Das CERN ist eines der größten und renommiertesten Institute für Grundlagenforschung in der Physik weltweit. Hier suchen die Forscher nach den grundlegenden Gesetzen des Universums. Für die Entwicklung, den Bau und die Wartung der Infrastruktur, die für die Durchführung der einzigartigen Experimente benötigt wird, verfügt das CERN über eine Reihe der weltweit besten Experten auf dem Gebiet der Materialwissenschaften. Der von der Rolf Kind GmbH hergestellte rostfreie Stahl kann in den Laboren des CERN bei Temperaturen von bis zu 4K oder -269°C getestet werden. Die supraleitenden Magnete der Fusionskraftwerke werden später mit flüssigem Helium bei genau dieser Temperatur arbeiten.
„Unsere Zusammenarbeit mit dem CERN bedeutet, dass wir mit einem der modernsten Labore der Welt und Experten mit viel Know-how zusammenarbeiten, um den richtigen Stahl für die Anforderungen der Fusionskraftwerke von morgen zu finden“, erklärt Markus Kind. „Wir haben das technische Know-how in der Materialauswahl und Schmiedetechnik und am CERN kann das Material genau nach unseren Vorgaben getestet werden.“
„Die mechanische Charakterisierung bei kryogenen Temperaturen war für den Bau des Large Hadron Collider (LHC) unerlässlich. Eine große Anzahl von hochfesten Strukturwerkstoffen wurde in Tausenden von Tests bei kryogenen Temperaturen qualifiziert“, sagt Stefano Sgobba, Leiter der Abteilung Werkstoffe, Metrologie und zerstörungsfreie Prüfung der Gruppe Maschinenbau und Werkstofftechnik am CERN.
„Wir sind begeistert, dass diese einzigartigen Einrichtungen und das über mehrere Jahrzehnte entwickelte Know-how zusammen mit der Expertise von Rolf Kind in fortschrittlichen Schmiedetechnologien einen Beitrag zur Zukunft einer so vielversprechenden Energiequelle wie der Kernfusion leisten zu können“, sagt Ignacio Aviles Santillana, verantwortlich für die kryogenen mechanischen Prüfungen der Sektion.
So hat sich die Rolf Kind GmbH in den letzten Jahren ein großes Know-how aufgebaut. „Ich glaube, wir können uns zu Recht als einer der Hidden Champions in diesem Bereich bezeichnen.
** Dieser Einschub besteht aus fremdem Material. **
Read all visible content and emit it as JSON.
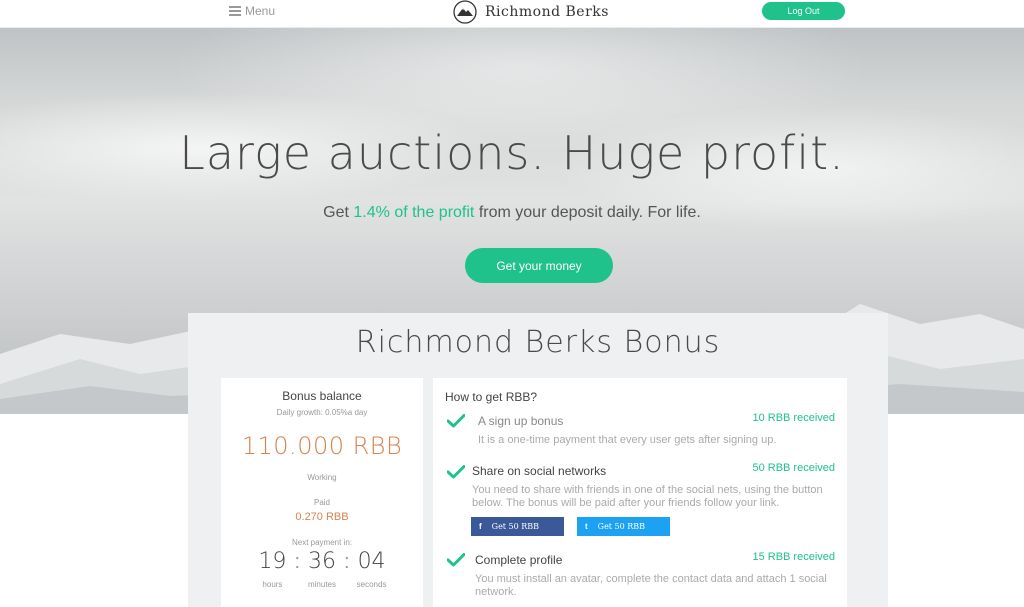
{
  "header": {
    "menu_label": "Menu",
    "brand": "Richmond Berks",
    "logout_label": "Log Out"
  },
  "hero": {
    "title": "Large auctions. Huge profit.",
    "subtitle_prefix": "Get ",
    "subtitle_accent": "1.4% of the profit",
    "subtitle_suffix": " from your deposit daily. For life.",
    "cta_label": "Get your money"
  },
  "bonus": {
    "title": "Richmond Berks Bonus",
    "balance": {
      "title": "Bonus balance",
      "growth": "Daily growth: 0.05%a day",
      "amount": "110.000 RBB",
      "status": "Working",
      "paid_label": "Paid",
      "paid_value": "0.270 RBB",
      "next_label": "Next payment in:",
      "timer": {
        "hours": "19",
        "minutes": "36",
        "seconds": "04",
        "sep": ":",
        "hours_label": "hours",
        "minutes_label": "minutes",
        "seconds_label": "seconds"
      }
    },
    "how": {
      "title": "How to get RBB?",
      "items": [
        {
          "title": "A sign up bonus",
          "reward": "10 RBB received",
          "desc": "It is a one-time payment that every user gets after signing up."
        },
        {
          "title": "Share on social networks",
          "reward": "50 RBB received",
          "desc": "You need to share with friends in one of the social nets, using the button below. The bonus will be paid after your friends follow your link.",
          "buttons": [
            {
              "icon": "f",
              "label": "Get  50 RBB"
            },
            {
              "icon": "t",
              "label": "Get  50 RBB"
            }
          ]
        },
        {
          "title": "Complete profile",
          "reward": "15 RBB received",
          "desc": "You must install an avatar, complete the contact data and attach 1 social network."
        }
      ]
    }
  },
  "colors": {
    "accent": "#1fc28a",
    "amount": "#d6844f",
    "facebook": "#3b5998",
    "twitter": "#1da1f2"
  }
}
Im Bereich der hochbelasteten Schmiedestücke für die Fusionsindustrie sind wir hoch spezialisiert und deutlich näher am Kunden. Wir entwickeln unsere Produkte ständig entsprechend den Anforderungen unserer Kunden weiter - und das auf internationalem Niveau“, so Markus Kind.
Auch die deutsche Bundesregierung hat das Potenzial der Kernfusion erkannt. Sie will in den kommenden Jahren eine Milliarde Euro in die Fusionsforschung investieren und damit die Grundlage für ein Fusions-Ökosystem in der Industrie schaffen. „Die Fusion ist eine riesige Chance, alle unsere Energieprobleme zu lösen“, sagte Forschungsministerin Bettina Stark-Watzinger im vergangenen Sommer.
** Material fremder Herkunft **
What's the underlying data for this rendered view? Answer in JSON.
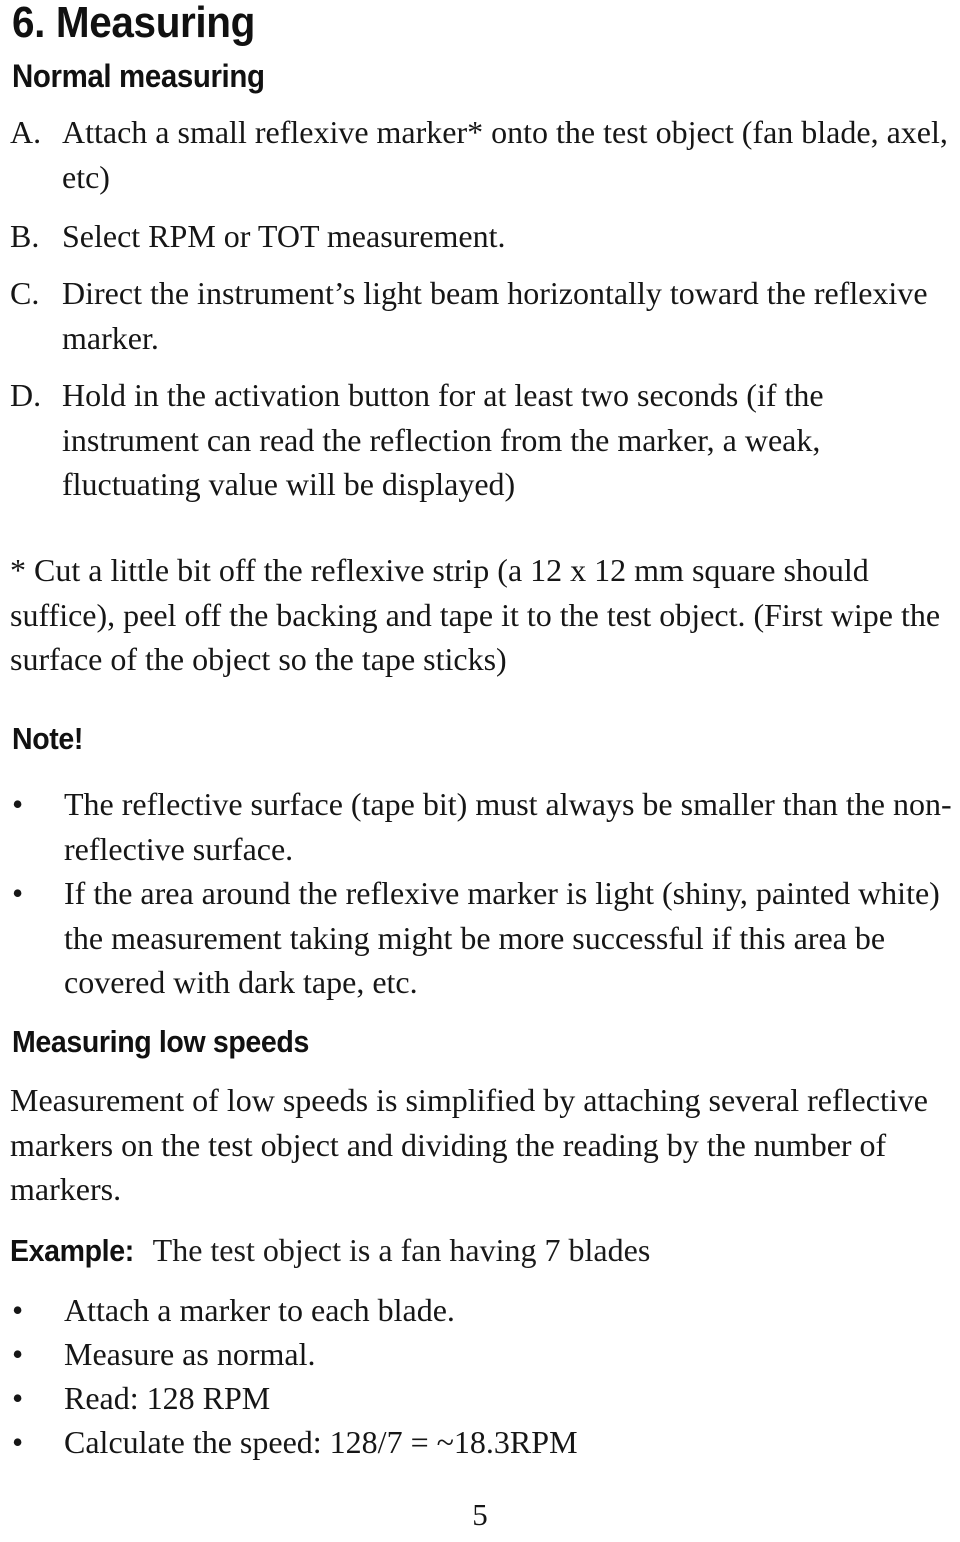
{
  "document": {
    "page_number": "5"
  },
  "headings": {
    "chapter": "6. Measuring",
    "normal_measuring": "Normal measuring",
    "note": "Note!",
    "low_speeds": "Measuring low speeds"
  },
  "steps": [
    {
      "marker": "A.",
      "text": "Attach a small reflexive marker* onto the test object (fan blade, axel, etc)"
    },
    {
      "marker": "B.",
      "text": "Select RPM or TOT measurement."
    },
    {
      "marker": "C.",
      "text": "Direct the instrument’s light beam horizontally toward the reflexive marker."
    },
    {
      "marker": "D.",
      "text": "Hold in the activation button for at least two seconds (if the instrument can read the reflection from the marker, a weak, fluctuating value will be displayed)"
    }
  ],
  "footnote": {
    "text": "* Cut a little bit off the reflexive strip (a 12 x 12 mm square should suffice), peel off the backing and tape it to the test object. (First wipe the surface of the object so the tape sticks)"
  },
  "note_bullets": [
    {
      "bullet": "•",
      "text": "The reflective surface (tape bit) must always be smaller than the non-reflective surface."
    },
    {
      "bullet": "•",
      "text": "If the area around the reflexive marker is light (shiny, painted white) the measurement taking might be more successful if this area be covered with dark tape, etc."
    }
  ],
  "low_speeds": {
    "paragraph": "Measurement of low speeds is simplified by attaching several reflective markers on the test object and dividing the reading by the number of markers."
  },
  "example": {
    "label": "Example:",
    "intro": "The test object is a fan having 7 blades",
    "bullets": [
      {
        "bullet": "•",
        "text": "Attach a marker to each blade."
      },
      {
        "bullet": "•",
        "text": "Measure as normal."
      },
      {
        "bullet": "•",
        "text": "Read: 128 RPM"
      },
      {
        "bullet": "•",
        "text": "Calculate the speed: 128/7 = ~18.3RPM"
      }
    ]
  }
}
Dass auch die Mitarbeiter der Rolf Kind GmbH für das Fusionsfeuer brennen, liegt auf der Hand. Der Menschheitstraum von unerschöpflicher Energie - marktfähige Fusionsreaktoren für eine stabile, umweltfreundliche und bezahlbare Energieversorgung - kann mit Schmiedestücken der Rolf Kind GmbH in Lindlar Wirklichkeit werden. Sie werden auf jeden Fall gebraucht.